Bu kaygılı sorularla kendini arama yolculuğumdaki aynı yerde kalıp duruşumu, korkak oluşumla ilişkilendirdiğim oluyor. Olmaktan korktuğum biri olduğum ihtimali gelince aklıma “Hayır, hayır böyle biri değilimdir ben.” diyerek geri dönüyorum yolumdan. Olmam gereken, olmak istediğim kişi olmalıyım. O kişi olana kadar kimse olamasam da yapmalıyım bunu. Varlığıyla gerekli olan biri olmalıyım ki anlamlı hayat yaşayayım. Alalade biri olma korkum “özel” insanlara maruz kalıp durmamımdandır belki, bilmiyorum.
Kendimi bulmaya çalışmam, kaybolmuşluk ve sıkışmışlık hissetmemle başlıyor. Kendimi, uyum sağlamak, iyi olmak ve belki herkes gibi olmak uğruna verdiğim ödünlerle kaybettim. Kim olduğuma başkalarının karar vermesine izin verdim ve herkes gittiğinde kim olduğumu bilmez halde kendimle baş başa kaldım. Kendisini bu korkunç durumlar içerisinde bırakan insanlar uğruna kendisinden ödün vermekten çekinmeyen kişiye aptal gözüyle bakmamaya çalışmakta bile zorlanırken, onu anlamaya çalışıyorum. Bu zorunluluk bana cehennemi hatırlatıyor.

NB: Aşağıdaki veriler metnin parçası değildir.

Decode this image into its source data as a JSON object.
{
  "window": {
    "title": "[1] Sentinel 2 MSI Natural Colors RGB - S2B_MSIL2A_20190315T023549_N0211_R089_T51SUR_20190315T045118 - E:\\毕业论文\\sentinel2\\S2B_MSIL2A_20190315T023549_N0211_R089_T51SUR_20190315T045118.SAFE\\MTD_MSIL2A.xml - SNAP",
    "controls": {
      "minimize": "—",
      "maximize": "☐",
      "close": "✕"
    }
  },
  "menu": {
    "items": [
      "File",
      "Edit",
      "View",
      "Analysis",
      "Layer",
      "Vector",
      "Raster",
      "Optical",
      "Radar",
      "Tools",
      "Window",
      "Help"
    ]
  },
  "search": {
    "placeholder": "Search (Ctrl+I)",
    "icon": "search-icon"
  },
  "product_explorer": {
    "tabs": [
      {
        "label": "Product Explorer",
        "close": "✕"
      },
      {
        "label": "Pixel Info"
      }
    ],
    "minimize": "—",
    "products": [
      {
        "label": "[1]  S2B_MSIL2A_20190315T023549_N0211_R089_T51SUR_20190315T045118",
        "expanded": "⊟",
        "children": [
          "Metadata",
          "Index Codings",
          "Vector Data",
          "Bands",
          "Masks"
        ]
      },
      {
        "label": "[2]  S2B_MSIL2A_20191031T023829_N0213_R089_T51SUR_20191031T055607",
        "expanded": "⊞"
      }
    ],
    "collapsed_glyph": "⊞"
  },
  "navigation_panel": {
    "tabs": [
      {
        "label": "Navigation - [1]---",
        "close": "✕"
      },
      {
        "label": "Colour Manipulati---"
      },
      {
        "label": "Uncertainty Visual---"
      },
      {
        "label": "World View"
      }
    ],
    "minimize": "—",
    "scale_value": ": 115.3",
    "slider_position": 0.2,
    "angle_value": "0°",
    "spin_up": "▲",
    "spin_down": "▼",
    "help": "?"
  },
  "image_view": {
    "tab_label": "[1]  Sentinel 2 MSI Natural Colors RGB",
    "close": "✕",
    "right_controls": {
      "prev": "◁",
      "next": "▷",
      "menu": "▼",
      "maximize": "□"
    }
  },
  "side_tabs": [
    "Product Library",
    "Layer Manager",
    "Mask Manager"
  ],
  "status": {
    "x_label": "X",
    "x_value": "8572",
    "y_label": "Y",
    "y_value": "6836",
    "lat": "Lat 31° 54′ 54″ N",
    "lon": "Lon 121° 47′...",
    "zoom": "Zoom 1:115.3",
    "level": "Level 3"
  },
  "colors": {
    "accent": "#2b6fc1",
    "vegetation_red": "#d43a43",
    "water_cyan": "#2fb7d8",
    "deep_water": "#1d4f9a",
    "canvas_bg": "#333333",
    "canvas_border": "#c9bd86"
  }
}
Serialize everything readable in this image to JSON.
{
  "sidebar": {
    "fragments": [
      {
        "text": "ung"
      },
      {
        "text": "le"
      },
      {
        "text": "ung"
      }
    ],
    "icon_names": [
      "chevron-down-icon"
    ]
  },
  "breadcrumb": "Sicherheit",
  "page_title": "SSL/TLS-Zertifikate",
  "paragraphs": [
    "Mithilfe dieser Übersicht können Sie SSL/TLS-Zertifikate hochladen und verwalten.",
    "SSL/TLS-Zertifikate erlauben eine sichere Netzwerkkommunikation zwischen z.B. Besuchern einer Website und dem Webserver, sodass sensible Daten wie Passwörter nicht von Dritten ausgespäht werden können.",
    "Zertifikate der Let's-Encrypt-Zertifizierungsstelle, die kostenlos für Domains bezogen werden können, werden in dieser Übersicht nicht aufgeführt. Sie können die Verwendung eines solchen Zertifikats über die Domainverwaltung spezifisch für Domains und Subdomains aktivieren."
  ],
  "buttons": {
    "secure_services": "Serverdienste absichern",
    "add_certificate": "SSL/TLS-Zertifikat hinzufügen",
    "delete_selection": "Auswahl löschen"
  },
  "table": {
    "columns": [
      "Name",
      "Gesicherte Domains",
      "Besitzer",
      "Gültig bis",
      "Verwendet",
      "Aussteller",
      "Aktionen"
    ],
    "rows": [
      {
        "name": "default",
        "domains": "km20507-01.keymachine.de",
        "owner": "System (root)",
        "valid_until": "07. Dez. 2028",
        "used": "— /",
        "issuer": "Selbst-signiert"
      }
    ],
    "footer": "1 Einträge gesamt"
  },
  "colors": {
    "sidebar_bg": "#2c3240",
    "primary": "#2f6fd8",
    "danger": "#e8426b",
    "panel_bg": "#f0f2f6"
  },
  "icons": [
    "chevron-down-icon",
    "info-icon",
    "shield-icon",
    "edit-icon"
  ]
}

Şimdilerde kendimi arama işine sosyal medya, türlü videolar veya insanlara sormak yerine yazmayı deniyorum. Kendime maruz kalmak bazen beni zorlasa da azımsanamayacak kadar vakitte kendimi bulduğumda seveceğimi düşünüyorum.
Son olarak bu yazma serüvenine devam ederken kaç sene geçecek veya kaç yaşında kendimi bulacağım bilmiyorum ama bu yazıyı umutlu bir yerden bitirmek istiyorum. Umuduma ortak olmak isteyenler beni bulduklarında haber versin!! Gecelerimiz iyi, umutlarımız bol bol olsun.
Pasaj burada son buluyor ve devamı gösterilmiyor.